Trois modèles principaux ont été employés par les intervenants internationaux au cours des premiers jours : envoi de sms en bloc (envoi indiscriminé de messages à tous les souscripteurs), systèmes d’information aux souscripteurs comme le Service d’information d’urgence de la Fondation Thomson Reuters, et systèmes qui faisaient appel aux Haïtiens eux-mêmes pour donner des informations sur leurs besoins (Ushahidi). Ces deux derniers systèmes se sont mis en réseau sous le nom collectif de Projet 4636, d’après le code réduit que les survivants pouvaient utiliser pour accéder au service.

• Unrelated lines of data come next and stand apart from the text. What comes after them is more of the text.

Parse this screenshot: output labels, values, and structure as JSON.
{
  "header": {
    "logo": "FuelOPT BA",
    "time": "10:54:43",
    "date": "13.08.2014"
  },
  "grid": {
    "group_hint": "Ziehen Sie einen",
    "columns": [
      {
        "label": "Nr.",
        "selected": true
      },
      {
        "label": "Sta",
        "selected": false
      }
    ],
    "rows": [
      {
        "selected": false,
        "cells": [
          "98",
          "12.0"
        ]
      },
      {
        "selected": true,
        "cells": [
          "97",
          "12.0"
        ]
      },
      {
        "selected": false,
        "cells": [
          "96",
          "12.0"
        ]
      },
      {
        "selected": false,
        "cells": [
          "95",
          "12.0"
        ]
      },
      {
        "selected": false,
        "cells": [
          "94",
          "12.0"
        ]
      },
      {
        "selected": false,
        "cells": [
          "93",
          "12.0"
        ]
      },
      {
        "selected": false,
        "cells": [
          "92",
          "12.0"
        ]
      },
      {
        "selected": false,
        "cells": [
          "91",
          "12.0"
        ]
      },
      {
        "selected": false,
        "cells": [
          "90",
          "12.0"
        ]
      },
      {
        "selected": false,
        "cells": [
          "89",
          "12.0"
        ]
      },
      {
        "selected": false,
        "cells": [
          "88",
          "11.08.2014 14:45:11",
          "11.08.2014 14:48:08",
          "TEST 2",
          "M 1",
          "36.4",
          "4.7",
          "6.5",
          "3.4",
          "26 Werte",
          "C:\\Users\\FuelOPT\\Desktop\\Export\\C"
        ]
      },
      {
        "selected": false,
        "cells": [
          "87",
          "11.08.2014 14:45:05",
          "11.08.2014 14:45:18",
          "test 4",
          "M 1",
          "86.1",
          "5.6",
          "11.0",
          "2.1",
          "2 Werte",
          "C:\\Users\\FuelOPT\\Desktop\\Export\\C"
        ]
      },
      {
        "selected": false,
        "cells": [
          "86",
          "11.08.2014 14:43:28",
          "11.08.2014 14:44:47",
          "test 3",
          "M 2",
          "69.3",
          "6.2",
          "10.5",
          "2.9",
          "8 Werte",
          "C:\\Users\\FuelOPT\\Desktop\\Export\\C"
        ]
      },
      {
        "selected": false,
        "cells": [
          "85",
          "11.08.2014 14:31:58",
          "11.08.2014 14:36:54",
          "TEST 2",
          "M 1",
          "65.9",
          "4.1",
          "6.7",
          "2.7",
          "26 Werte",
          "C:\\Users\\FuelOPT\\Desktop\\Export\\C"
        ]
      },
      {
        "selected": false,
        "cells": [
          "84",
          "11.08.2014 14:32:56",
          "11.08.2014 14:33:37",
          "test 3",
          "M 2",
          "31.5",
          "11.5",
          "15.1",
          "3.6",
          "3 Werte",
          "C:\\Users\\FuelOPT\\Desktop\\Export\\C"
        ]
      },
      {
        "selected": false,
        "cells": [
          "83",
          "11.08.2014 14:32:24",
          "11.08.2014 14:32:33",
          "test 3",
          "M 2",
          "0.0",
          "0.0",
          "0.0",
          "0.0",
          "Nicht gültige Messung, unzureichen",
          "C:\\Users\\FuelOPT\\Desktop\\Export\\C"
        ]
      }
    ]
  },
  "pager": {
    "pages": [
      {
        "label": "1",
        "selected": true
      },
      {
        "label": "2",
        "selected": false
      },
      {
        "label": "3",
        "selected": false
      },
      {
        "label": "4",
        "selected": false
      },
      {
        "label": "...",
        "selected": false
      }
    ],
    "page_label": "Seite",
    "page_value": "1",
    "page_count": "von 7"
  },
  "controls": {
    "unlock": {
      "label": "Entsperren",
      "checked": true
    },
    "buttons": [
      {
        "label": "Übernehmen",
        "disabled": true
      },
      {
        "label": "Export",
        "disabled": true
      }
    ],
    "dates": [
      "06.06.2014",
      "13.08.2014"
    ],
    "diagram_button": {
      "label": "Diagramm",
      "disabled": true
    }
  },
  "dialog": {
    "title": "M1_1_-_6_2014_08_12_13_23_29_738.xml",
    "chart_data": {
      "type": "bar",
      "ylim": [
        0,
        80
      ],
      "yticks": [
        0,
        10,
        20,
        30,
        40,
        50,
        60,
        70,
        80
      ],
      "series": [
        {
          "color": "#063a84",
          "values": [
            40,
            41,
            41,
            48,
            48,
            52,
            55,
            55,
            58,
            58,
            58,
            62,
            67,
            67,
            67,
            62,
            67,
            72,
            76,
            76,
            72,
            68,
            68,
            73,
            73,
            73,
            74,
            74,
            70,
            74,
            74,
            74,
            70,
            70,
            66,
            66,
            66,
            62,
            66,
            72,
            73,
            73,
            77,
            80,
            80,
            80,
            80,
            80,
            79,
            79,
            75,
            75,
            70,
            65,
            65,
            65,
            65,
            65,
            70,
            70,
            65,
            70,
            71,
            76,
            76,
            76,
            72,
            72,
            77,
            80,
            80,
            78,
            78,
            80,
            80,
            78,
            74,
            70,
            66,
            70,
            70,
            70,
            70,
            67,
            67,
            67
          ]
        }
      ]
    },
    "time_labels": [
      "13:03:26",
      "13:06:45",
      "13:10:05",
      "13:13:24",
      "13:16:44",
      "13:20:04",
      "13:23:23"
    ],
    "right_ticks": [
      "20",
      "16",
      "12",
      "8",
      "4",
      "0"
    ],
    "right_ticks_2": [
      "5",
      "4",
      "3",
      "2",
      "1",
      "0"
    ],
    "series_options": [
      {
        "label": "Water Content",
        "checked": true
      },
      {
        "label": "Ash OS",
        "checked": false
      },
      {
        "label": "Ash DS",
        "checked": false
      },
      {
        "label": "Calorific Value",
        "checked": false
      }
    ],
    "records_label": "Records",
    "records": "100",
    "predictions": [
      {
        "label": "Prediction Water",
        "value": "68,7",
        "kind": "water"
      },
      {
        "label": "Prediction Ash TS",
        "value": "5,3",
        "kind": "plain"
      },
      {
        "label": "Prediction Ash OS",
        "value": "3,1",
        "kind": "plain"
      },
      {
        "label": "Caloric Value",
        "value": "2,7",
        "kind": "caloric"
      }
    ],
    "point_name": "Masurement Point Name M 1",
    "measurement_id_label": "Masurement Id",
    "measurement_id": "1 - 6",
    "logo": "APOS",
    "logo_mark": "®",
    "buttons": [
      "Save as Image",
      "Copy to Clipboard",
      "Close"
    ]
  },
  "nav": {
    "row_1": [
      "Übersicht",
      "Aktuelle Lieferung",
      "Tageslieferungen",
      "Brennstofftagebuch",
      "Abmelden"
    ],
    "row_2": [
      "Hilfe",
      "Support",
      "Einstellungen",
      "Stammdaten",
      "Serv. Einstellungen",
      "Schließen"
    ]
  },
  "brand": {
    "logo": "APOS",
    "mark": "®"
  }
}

Pour les Haïtiens, l’utilisation de la technologie en tant qu’outil d’intervention s’est avéré un phénomène moins surprenant que pour les intervenants internationaux. Bien qu’ils vivent dans le pays le plus pauvre de l’hémisphère occidental, 80 à 90% des Haïtiens possèdent leur propre téléphone portable et en conséquence, sont tout à fait habitués à l’échange d’information et à la mise en relation par le biais de sms et de centres d’appels. La capacité que confère la possession massive de téléphone pour faciliter les émissions radio basées sur la participation des auditeurs et le dialogue avec les audiences est reconnue depuis longtemps par la communauté radiophonique d’Haïti ; la radio étant de loin le média de masse le plus populaire et le plus courant dans le pays.

Radio One

Au moment du séisme le 12 janvier 2010, le producteur de musique et DJ de Radio One, Carel Pedre est sorti de sa voiture qu’il était en train de conduire dans Port-au-Prince, et s’est mis à prendre des photos des immeubles effondrés autour de lui sur son BlackBerry. Il les a chargées sur son alimentation Twitter et sur sa page Facebook alors qu’il commençait à courir à travers les décombres pour vérifier si sa fille était saine et sauve et sa maison intacte. En quelques minutes, des réponses ont commencé à se déverser : commotion, sympathie – des suppliques pour demander de l’aide à Carel pour retrouver des êtres chers. Carel a retrouvé sa fille saine et sauve et il est retourné au studio où il a branché le micro et s’est mis à parler. Pendant qu’il faisait cela, les gens ont commencé à arriver au studio avec le besoin désespéré de faire savoir qu’ils étaient vivants. Carel et son équipe se sont rendu compte qu’ils avaient le pouvoir de  connecter les gens – et ils ont commencé à développer un système de réunification familiale. Carel Pedre n’était qu’un seul parmi de nombreux Haïtiens, qui après le 12 janvier ont tiré parti de leur expertise technologique et de communication pour mettre sur pied des systèmes locaux d’information.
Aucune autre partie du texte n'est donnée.